An affective encounter with an arch acts as the conceptual point of departure for a fabulation. Taking inspiration from the historical manifestations of trompe-l'œils and cabinets of curiosities, the arch in Circa106 becomes a liminal space between reality and fiction, stories and tellers. By juxtaposing apparently unrelated phenomena, the fabulation opens itself up to the world and becomes the teller of its own narrative. It is the visitor’s duty to discover its stories and transformations, before its doors close once more.
The arch in Circa106: before
In the context of Circa106, the cabinet reveals itself. It becomes the teller of its own narrative. It is the visitor’s duty to discover its stories and transformations, before its doors close once more.
All of a sudden, the cabinet’s insides become a trompe l’oeil. Its contents congeal as a simulation of reality, with a particular effect on its viewer and the reality itself. The transformation strives on the ability of the teller to convey its story.
Adjusting a novel viewpoint through the lenses of my own practice, I decided to use the arch as a framing device for my exploration. At the moment of the residency, my headspace was inundated by facts about fiction - the topic of my Master thesis. Every element, bit and piece seem to revolve around fiction writing.
As a creative deviation from my research, in the context of Circa16, I wanted to listen to what its distinctive arch has to offer. I am here to tell a story, in an attempt to open the arch up to new tellers to come - a homage to things that it was and things it will become.
Other than the winter garden facing South with its 2-meter high potted plants, the inward arch on the rightest wall is what struck me the most in Circa 106. Its introspective tendency immediately captivated me. An arch that has the potential to be whatever one wants it to be. This poetic encounter is my conceptual point of departure for a story.
They say that adapting to a new space is always inspiring, but actually it is more complicated than that. Since your brain is not used to new surroundings, it becomes extra cautious, looking for details and hints that it can use for orientation. When you become familiarised with the space, you then blend with it and with what it can offer.
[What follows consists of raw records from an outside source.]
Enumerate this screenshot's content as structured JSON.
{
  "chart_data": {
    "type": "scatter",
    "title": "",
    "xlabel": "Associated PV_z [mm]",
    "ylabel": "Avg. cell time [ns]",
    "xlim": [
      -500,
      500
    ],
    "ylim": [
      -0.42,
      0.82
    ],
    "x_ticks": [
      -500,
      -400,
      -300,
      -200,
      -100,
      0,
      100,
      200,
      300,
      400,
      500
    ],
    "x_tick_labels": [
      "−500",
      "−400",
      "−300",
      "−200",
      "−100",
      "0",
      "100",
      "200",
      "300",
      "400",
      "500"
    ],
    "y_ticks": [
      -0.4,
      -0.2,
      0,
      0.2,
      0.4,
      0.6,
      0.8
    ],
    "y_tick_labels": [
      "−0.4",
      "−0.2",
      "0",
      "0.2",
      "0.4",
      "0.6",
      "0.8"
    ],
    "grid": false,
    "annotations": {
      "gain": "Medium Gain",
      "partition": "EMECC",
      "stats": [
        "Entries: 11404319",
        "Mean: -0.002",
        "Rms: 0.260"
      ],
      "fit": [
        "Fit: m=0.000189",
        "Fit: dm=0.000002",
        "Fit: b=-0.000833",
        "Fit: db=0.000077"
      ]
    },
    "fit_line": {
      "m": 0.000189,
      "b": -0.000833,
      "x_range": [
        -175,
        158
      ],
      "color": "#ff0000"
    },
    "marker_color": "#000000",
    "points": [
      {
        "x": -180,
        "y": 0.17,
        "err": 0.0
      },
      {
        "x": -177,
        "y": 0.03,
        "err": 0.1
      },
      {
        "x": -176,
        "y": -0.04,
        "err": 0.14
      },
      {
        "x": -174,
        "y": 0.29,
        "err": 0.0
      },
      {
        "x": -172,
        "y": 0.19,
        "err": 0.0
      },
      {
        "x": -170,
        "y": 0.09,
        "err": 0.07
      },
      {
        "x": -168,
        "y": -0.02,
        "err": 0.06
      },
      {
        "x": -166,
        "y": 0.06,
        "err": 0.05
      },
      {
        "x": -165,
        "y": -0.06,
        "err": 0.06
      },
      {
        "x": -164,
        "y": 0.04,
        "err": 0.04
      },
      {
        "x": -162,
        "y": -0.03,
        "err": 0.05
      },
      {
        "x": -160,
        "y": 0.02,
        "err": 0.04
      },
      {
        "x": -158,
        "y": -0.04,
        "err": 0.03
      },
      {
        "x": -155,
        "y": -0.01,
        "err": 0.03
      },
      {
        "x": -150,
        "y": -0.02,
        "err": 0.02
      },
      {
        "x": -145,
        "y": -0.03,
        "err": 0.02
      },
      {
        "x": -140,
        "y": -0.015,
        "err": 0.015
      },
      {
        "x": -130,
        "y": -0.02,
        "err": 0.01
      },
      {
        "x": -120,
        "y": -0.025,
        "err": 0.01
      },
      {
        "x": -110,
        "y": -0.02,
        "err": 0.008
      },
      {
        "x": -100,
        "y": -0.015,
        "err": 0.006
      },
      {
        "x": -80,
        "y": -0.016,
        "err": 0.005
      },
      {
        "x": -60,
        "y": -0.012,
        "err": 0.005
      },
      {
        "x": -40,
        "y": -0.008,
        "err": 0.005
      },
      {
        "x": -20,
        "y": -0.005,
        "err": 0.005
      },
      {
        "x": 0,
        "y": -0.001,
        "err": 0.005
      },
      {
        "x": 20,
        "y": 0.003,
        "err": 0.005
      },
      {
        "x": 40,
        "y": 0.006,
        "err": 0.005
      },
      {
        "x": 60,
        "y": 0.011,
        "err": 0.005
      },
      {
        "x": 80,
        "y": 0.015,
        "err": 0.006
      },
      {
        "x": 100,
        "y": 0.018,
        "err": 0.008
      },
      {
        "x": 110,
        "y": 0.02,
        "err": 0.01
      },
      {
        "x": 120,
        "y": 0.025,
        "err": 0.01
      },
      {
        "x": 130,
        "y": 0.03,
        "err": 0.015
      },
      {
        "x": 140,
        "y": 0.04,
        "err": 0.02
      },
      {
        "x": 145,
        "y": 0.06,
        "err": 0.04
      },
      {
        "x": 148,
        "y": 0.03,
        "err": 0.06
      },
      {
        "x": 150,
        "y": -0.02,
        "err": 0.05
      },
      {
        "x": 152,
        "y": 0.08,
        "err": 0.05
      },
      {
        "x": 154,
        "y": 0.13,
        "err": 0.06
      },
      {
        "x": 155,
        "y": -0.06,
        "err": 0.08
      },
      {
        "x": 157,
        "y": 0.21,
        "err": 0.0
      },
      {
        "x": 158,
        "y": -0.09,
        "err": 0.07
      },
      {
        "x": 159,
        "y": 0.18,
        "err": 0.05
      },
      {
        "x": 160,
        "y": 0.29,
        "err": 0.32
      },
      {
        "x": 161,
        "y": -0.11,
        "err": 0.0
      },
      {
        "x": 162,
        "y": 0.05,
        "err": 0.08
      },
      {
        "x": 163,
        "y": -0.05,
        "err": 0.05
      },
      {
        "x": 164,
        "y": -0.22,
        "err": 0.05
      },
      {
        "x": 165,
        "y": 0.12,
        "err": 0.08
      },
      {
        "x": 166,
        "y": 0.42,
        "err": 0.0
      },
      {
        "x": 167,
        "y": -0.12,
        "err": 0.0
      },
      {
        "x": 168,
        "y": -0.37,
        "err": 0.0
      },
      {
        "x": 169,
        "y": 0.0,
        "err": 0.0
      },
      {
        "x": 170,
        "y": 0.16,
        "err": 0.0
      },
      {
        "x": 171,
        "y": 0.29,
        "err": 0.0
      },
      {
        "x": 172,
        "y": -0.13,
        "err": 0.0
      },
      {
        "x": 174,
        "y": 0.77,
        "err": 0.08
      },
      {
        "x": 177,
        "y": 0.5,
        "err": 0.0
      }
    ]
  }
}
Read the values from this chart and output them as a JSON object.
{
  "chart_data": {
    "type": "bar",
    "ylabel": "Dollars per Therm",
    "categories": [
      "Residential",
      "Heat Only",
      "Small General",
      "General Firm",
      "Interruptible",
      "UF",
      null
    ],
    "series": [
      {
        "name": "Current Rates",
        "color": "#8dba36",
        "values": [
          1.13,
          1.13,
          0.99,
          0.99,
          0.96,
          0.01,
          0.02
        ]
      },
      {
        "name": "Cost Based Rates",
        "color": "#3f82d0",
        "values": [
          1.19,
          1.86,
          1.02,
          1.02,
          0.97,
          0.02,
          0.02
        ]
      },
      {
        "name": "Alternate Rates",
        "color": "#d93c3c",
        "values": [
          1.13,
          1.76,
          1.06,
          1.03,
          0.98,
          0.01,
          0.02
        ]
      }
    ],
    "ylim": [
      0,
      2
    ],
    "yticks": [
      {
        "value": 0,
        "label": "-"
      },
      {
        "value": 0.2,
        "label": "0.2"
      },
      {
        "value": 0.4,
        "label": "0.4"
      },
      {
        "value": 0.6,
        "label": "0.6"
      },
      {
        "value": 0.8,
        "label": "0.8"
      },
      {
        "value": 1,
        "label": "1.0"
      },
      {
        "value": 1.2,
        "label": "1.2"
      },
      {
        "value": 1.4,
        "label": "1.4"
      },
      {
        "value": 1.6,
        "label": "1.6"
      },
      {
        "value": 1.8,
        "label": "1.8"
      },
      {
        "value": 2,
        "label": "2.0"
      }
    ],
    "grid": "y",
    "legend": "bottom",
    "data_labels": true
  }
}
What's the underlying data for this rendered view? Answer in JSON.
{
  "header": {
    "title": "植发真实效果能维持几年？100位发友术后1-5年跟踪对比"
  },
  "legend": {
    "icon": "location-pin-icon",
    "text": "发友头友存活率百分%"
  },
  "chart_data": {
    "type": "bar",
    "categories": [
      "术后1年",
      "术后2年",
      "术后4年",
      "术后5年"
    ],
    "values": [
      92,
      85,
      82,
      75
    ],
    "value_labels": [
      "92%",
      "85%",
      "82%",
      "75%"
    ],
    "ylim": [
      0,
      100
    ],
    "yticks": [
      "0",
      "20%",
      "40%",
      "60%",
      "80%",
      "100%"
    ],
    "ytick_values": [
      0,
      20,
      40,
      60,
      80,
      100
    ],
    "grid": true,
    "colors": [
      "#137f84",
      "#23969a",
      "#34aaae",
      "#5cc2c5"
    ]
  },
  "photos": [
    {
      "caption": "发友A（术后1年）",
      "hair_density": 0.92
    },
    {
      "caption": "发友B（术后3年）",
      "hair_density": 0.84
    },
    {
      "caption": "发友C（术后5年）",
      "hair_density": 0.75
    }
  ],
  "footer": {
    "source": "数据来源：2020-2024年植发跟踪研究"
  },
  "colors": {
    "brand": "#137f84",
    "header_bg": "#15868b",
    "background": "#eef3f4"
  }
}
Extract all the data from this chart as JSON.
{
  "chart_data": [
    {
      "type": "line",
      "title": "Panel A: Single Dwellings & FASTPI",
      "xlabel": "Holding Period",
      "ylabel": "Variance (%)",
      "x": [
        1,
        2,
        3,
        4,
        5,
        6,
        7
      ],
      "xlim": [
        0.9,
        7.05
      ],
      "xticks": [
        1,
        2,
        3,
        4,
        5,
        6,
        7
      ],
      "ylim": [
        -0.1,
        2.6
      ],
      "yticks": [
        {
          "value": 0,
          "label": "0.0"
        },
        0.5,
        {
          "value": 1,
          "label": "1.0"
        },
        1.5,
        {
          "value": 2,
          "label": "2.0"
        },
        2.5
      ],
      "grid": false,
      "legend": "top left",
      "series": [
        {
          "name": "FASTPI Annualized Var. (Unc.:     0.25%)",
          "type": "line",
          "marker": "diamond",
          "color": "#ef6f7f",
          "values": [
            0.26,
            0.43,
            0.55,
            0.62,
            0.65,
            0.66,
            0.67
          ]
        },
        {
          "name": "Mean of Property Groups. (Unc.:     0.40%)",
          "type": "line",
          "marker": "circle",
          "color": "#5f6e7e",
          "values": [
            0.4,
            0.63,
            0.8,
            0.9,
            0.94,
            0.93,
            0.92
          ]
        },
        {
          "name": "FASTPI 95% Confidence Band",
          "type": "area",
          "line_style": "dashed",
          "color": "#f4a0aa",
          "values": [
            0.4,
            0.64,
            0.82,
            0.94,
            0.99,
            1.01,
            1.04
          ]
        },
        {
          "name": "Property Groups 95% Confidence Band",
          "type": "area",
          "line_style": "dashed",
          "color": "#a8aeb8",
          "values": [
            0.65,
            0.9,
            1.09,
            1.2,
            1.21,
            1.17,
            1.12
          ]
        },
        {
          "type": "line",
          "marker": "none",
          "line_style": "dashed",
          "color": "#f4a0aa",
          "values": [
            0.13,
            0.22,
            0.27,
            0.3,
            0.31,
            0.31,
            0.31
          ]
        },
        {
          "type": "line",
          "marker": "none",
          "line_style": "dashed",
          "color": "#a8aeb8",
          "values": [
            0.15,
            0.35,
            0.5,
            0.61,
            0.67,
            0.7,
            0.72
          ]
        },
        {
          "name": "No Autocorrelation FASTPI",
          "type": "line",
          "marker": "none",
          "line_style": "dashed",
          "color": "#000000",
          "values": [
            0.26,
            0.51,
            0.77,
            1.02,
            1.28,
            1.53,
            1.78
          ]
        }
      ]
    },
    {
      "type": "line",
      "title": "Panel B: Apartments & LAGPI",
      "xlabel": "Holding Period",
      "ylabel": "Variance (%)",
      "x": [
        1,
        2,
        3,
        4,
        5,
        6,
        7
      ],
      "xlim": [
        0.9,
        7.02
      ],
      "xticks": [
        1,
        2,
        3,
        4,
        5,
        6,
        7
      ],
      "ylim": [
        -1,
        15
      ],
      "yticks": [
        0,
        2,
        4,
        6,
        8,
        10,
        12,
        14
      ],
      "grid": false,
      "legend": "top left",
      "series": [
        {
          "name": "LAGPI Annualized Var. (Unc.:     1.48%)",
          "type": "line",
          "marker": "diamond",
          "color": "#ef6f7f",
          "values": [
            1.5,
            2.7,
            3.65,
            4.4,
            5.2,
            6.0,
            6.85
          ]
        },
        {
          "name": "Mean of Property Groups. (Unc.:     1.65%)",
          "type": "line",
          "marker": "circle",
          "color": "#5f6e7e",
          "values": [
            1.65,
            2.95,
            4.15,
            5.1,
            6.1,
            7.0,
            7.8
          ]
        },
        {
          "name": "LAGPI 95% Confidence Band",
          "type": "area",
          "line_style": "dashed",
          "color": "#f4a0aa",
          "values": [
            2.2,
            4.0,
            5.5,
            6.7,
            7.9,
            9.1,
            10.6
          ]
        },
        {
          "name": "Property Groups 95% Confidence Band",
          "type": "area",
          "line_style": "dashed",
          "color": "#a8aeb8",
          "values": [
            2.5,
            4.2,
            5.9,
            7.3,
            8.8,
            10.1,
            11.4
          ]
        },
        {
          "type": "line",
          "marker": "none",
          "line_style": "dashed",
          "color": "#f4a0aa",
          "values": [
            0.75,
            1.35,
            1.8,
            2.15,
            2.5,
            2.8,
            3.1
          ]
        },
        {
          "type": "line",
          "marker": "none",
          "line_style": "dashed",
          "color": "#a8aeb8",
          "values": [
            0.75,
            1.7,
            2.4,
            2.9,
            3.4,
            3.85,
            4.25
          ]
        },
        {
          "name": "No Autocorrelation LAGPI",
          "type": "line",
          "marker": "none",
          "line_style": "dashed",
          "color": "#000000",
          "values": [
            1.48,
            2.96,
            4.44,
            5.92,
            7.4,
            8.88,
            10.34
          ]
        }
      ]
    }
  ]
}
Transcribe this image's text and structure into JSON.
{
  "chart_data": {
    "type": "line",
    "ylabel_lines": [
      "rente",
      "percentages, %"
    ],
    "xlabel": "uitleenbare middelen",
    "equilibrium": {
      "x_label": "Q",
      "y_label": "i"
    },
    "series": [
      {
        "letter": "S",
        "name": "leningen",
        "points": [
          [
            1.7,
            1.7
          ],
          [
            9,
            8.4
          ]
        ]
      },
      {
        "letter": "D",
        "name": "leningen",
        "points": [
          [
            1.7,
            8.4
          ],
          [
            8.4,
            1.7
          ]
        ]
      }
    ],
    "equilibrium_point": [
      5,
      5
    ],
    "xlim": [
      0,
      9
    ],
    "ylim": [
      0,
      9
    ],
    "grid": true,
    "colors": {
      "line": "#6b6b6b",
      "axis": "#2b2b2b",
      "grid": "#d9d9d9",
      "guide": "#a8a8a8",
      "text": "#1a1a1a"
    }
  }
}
STORY: a five letter noun filled to the brim with meaning: it can be a sad story, a happy-ending story, a biography, an epic, a haiku, a grocery list, an article in a magazine. A story is a bag of things that matter. Or a cabinet of curiosities containing facts and events collected over time on the shelves of somebody’s mind. Once in a while, its doors open up to the public, and the story pours out into the world.
TELLING: a gerund, an action in disguise: an act dependent on something prior and something following. Once the act of telling is initiated, the story roams free, it becomes visible in and through the act.
When somebody tells a compelling story, so it happens that the listener’s imagination begins to unfurl. And as words are told and gestured, the story unfurls too. What causes this peculiar reaction to take place is the act of telling. In particular, storytelling refers to the oral or written sharing of stories.
The Wunderkammer (or its smaller version, the cabinet of curiosities) is a collection of random, rare and remarkable objects. A personal archive of sorts, it includes peculiar findings both genuine and fake. The walrus, the unicorn, embalmed oddities were all collectible elements in the rooms of the wealthy who could afford these extravagant chambers. Objects would crawl out of drawers and shelves and populate the walls of the room and the minds of its visitors, as the host would tell their stories to its appalled guests. More than a simple entertainer, the host would be a weaver of words and worlds. In the Wunderkammer fiction meets reality, fact mixes with fabulation and their fortunate entanglement encourages curiosity and debate.
When looking at ‘storytelling’ from up close, we can see we are dealing with a compound word, with a certain flair.
A trompe-l'œil (from French: to deceive the eye) typically consists of painting a subject in a sufficiently realistic manner so that the wall on which it is painted disappears to the eye. In the trompe l’oeil, the artist goes far beyond the normal trickery of painting, to make the viewer think that they are looking at something quite different, and usually intensely three-dimensional. This particular attempt to represent reality realistically goes back to the origins of painting and has been propagating through the centuries through sacred or mundane depictions.
A window*, a door, a portal, a gaze into another world. A surface curtaining depth. Something that needs to be veiled and protected for posterity. An archive of things loaded with stories.